Exposta ao espio do meu olhar
Desnuda e vagueando impávida
Aquela mulher alada, estranha
Qual saída de uma nave espacial
Silhueta, sinuosa e esguia
De olhar vago, profundo e tão frio.
Não havia; ouvidos, vagina ou anus
Nos lugares desses sinais... Vazio.
A boca sim, sensual, era destaque,
Destarte dela não parecia fazer parte,
Pois grunhidos, eram suas palavras,
Como sons misteriosos de marte.
Suspeitou num olhar minha presença,
Metamorfoseou-se, sumiu num zás...
Reapareceu rapidamente transformada,
Na heroína do gibi, quando eu menino.
Cabeça de mulher, corpo eqüino,
Com asas prateadas e reluzentes,
Puxou-me para cima do seu dorso,
Num só golpe, forte e de repente.
E voamos, voamos sem destinos,
Talvez em direção a melhor sorte.
Entreguei-me as asas da raptora,
Preparo disfarces pra minha morte.
Arrebatado e arrebatador esse sonho juvenil, poeta José Silveira.
Criativo.
Tema que dá mesmo asas à imaginação.
"E voamos, voamos sem destinos..."
enquanto alados, voaremos, se possível sem destinos, embrenhando nos mistérios da poesia.

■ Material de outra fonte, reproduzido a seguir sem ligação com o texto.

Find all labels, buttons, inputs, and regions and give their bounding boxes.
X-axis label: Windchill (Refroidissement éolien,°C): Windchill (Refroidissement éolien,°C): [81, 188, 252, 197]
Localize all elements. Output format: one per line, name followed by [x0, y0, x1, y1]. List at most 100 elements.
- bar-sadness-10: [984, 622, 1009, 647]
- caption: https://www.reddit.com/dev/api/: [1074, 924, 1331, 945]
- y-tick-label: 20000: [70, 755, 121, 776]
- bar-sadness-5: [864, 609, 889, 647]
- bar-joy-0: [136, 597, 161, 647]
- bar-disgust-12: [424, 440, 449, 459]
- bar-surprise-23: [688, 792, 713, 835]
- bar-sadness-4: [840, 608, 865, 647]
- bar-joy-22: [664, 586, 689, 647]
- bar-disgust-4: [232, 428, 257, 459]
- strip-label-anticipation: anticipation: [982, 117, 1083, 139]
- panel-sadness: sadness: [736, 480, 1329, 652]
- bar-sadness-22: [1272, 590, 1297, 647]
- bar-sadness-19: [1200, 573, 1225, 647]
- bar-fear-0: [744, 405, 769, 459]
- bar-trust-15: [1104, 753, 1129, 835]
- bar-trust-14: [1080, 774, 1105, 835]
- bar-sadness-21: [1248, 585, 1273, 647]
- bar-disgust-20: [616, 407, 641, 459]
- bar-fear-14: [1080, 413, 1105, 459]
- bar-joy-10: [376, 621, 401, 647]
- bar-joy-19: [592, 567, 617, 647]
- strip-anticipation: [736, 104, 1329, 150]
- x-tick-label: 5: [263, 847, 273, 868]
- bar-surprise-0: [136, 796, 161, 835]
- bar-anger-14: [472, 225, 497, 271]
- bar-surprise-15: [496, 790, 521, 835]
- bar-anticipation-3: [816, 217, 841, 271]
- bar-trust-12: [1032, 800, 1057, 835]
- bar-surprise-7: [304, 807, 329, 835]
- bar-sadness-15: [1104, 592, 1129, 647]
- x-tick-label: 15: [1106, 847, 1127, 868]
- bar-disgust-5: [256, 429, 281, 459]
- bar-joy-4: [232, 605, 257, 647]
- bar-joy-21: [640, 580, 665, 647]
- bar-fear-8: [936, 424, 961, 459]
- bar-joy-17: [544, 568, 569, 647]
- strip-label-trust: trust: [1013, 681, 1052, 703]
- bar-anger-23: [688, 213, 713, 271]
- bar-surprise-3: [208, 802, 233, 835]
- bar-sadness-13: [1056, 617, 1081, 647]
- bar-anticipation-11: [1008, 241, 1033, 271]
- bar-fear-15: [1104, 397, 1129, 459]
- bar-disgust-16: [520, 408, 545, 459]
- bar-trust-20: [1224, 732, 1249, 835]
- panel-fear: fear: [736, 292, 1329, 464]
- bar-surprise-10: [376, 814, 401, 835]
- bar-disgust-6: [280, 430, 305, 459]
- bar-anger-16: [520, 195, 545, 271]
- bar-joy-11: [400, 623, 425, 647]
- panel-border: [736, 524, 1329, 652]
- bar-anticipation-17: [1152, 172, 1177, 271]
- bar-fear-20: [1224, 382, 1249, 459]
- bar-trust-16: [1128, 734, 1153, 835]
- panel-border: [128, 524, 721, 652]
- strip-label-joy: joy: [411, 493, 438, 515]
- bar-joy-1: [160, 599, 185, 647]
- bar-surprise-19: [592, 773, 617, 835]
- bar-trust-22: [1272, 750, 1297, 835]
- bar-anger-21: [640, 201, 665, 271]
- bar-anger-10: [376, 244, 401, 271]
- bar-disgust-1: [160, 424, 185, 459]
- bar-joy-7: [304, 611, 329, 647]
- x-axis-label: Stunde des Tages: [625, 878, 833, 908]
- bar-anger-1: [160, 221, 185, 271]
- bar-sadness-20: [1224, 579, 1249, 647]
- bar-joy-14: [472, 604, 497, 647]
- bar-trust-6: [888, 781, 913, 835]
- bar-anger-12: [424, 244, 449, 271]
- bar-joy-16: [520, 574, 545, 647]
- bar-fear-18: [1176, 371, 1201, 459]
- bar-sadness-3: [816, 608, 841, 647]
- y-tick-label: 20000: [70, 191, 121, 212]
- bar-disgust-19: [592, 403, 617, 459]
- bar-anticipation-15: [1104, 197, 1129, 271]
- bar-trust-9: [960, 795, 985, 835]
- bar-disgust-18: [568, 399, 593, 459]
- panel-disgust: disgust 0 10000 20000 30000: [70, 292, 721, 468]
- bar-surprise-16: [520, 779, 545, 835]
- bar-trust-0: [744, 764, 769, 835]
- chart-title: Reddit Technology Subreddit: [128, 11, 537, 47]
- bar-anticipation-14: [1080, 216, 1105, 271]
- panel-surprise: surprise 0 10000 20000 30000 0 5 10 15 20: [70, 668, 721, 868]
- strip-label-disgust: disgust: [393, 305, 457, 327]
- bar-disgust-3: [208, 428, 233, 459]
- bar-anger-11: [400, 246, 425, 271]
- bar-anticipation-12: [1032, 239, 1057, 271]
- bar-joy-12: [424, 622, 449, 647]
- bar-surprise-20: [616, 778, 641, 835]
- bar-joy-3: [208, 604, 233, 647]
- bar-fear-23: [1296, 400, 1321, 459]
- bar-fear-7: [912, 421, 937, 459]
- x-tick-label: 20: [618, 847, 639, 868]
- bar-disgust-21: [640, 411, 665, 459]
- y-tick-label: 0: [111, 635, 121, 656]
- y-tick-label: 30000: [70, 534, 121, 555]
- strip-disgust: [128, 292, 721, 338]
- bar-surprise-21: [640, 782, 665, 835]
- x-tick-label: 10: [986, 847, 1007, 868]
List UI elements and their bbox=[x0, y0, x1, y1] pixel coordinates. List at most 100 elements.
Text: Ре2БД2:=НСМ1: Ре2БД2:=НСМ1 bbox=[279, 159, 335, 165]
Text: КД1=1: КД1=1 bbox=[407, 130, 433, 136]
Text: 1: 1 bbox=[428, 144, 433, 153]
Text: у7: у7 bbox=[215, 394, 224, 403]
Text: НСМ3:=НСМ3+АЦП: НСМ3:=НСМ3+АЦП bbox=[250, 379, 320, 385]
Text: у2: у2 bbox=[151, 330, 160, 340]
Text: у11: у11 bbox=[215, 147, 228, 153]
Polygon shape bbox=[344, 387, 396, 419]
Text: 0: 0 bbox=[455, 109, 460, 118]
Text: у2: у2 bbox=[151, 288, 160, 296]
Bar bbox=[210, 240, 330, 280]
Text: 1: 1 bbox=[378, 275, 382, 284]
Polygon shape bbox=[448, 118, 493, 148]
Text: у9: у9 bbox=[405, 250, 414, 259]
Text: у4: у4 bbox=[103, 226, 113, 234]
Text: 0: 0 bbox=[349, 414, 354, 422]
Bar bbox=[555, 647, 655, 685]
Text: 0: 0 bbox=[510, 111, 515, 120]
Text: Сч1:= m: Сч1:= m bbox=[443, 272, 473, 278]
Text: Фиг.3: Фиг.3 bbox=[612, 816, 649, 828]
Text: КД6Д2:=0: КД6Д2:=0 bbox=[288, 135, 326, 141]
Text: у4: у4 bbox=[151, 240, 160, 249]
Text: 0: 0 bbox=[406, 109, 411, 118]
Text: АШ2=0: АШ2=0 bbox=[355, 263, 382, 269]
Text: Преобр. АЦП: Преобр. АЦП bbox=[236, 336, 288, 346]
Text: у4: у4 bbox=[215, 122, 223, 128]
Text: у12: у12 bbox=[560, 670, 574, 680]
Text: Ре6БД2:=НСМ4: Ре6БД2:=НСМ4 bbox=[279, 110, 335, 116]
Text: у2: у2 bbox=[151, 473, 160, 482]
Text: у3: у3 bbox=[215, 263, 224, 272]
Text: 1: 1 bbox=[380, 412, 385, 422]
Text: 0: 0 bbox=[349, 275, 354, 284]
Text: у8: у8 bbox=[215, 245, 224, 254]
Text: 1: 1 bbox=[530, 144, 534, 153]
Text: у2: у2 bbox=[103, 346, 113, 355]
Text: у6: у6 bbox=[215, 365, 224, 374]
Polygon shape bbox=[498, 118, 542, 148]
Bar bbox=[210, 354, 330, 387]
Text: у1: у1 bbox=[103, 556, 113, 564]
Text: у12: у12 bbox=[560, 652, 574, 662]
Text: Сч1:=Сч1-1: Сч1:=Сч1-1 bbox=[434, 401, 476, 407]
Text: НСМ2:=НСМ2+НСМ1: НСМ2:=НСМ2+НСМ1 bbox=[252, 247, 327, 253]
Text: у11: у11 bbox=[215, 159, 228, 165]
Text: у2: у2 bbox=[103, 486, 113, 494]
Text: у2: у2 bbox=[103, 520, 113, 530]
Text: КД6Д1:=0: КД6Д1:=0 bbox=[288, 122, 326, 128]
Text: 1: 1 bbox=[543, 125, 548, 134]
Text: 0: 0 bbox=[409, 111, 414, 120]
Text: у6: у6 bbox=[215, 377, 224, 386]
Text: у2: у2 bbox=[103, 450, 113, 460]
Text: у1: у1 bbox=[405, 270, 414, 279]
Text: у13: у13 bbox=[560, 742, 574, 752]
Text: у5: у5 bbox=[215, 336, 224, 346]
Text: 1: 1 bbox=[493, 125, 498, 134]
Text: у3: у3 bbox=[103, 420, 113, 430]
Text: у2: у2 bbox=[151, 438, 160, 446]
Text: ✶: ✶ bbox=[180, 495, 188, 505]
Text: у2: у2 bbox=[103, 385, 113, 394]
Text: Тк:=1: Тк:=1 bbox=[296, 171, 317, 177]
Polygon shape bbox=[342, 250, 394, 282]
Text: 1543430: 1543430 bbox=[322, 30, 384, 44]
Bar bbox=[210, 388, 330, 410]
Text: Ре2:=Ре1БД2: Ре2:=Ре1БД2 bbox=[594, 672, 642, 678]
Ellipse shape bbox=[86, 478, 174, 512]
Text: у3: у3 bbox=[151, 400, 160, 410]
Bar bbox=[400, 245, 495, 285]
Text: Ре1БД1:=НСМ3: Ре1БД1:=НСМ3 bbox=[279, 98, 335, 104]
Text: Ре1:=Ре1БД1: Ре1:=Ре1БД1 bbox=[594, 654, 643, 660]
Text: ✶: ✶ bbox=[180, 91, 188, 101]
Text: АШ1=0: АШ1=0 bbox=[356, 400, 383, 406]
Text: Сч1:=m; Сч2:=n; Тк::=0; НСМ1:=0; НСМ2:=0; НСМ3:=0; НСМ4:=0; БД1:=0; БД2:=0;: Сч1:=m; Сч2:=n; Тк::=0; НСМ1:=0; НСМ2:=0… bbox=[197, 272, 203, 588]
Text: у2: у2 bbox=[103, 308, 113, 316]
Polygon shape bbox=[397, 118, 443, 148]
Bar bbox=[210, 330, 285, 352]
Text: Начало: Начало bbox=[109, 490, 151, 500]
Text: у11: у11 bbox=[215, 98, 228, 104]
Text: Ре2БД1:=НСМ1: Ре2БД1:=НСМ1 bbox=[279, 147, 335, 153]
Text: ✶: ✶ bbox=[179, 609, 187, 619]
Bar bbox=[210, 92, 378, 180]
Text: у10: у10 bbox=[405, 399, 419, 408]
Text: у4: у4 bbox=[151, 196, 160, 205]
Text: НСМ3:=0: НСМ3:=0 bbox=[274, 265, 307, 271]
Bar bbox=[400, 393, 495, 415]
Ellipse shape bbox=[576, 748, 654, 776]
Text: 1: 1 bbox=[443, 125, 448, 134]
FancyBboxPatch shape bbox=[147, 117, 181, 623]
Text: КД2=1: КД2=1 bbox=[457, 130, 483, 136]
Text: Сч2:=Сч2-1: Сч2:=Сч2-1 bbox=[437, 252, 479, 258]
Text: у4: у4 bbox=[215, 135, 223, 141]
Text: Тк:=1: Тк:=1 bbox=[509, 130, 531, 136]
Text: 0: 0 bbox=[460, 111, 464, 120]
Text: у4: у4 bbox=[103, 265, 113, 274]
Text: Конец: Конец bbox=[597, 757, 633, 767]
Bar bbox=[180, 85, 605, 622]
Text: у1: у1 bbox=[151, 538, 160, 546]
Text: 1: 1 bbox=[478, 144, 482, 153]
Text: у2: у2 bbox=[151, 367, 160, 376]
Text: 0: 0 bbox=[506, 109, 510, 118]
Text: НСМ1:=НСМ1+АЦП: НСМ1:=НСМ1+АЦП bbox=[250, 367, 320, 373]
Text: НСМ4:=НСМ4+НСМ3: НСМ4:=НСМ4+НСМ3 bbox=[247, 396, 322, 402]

Agradeço sua leitura e comentário Poeta.
forte abraço Eloy.
SIlveira
O homem é um eterno caminhante! Busca um encontro com o seu lado mágico! Parabéns caro poeta!
raphaelreys · Montes Claros, MG 24/11/2008 17:51
uma busca incenssantemente mágica, etérea e sobrenatural.
grato. sua presença é importante Poeta.
meu abraço fraterno Raphael
Silveira
Caro poeta Paulo Esdras.
versos um pouco incomuns, mas que deram certos. gostei por ter comentado Poeta.
um abraço fraterno.
SIlveira
Tempo atrás, fazendo um trabalho sobre poesia erótica deparei-me com poema estranhíssimo - Fuga do Centauro -, e nem por isto menos interessante, de Dante Milano.
O reporoduzo abaixo, à partir deste link externo: http://www.jornaldepoesia.jor.br/dante1.html#fuga
Sem estabelecer traço de comparação entre vocês, a sensação do sonho embevecido de sacanagem e gozo me relembrou esta interessante possibilidade de composição.
Criativo e ousado Silveira, gostei mesmo.
gd abç,
camacho
Caro poeta Camacho, as palavras são voláteis, viajam pelo espaço, misturam-se, permutam-se, envolvem-se entre si, sem a interferência da pena do poeta quando soltas.
o poema de Dante Milano, Fuga do centauro, foi editado há 60 anos atrás, ousado para época e continua atualizadíssimo. se me permitir, (sem modéstia) Amazona da metrópole encaixa-se perfeitamente; como a primeira parte ou como o epílogo da obra indicada. fiz a experiência. e sorri bastante. viu, quem acabou estabelendo traços fui eu. sou um irrecuperável.rs
Agradeço a agudez do teu olhar ao meu escrito Poeta.
meu abraço fraterno Camacho. Foi um prazer. lhe farei uma visita.
Silveira
José,
E voamos, voamos sem destinos,
Talvez em direção a melhor sorte.
Entreguei-me as asas da raptora,
Preparo disfarces pra minha morte.
Uma poesia a com a marca de seu inquestionável talento.
Abraços
Falcão, amigo Poeta, feliz e agradecido pela visita e seu incentivador comentário.
meu fraterno abraço.
SIlveira
Poetisa, grato pelo carinho de comentar.
um beijo, afetuoso abraço Graça.
Silveira
Joel,
interessante o poema
denso...
da a impressão de uma amazona poderosa
mas desprovida de sentimentos.
bjs
Bingo!...
sedutora porém sem sentimentos. aos homens; toda paixão até levá-los à morte.
grato pelo carinho de comentar, um beijo e meu afetuoso abraço Doroni.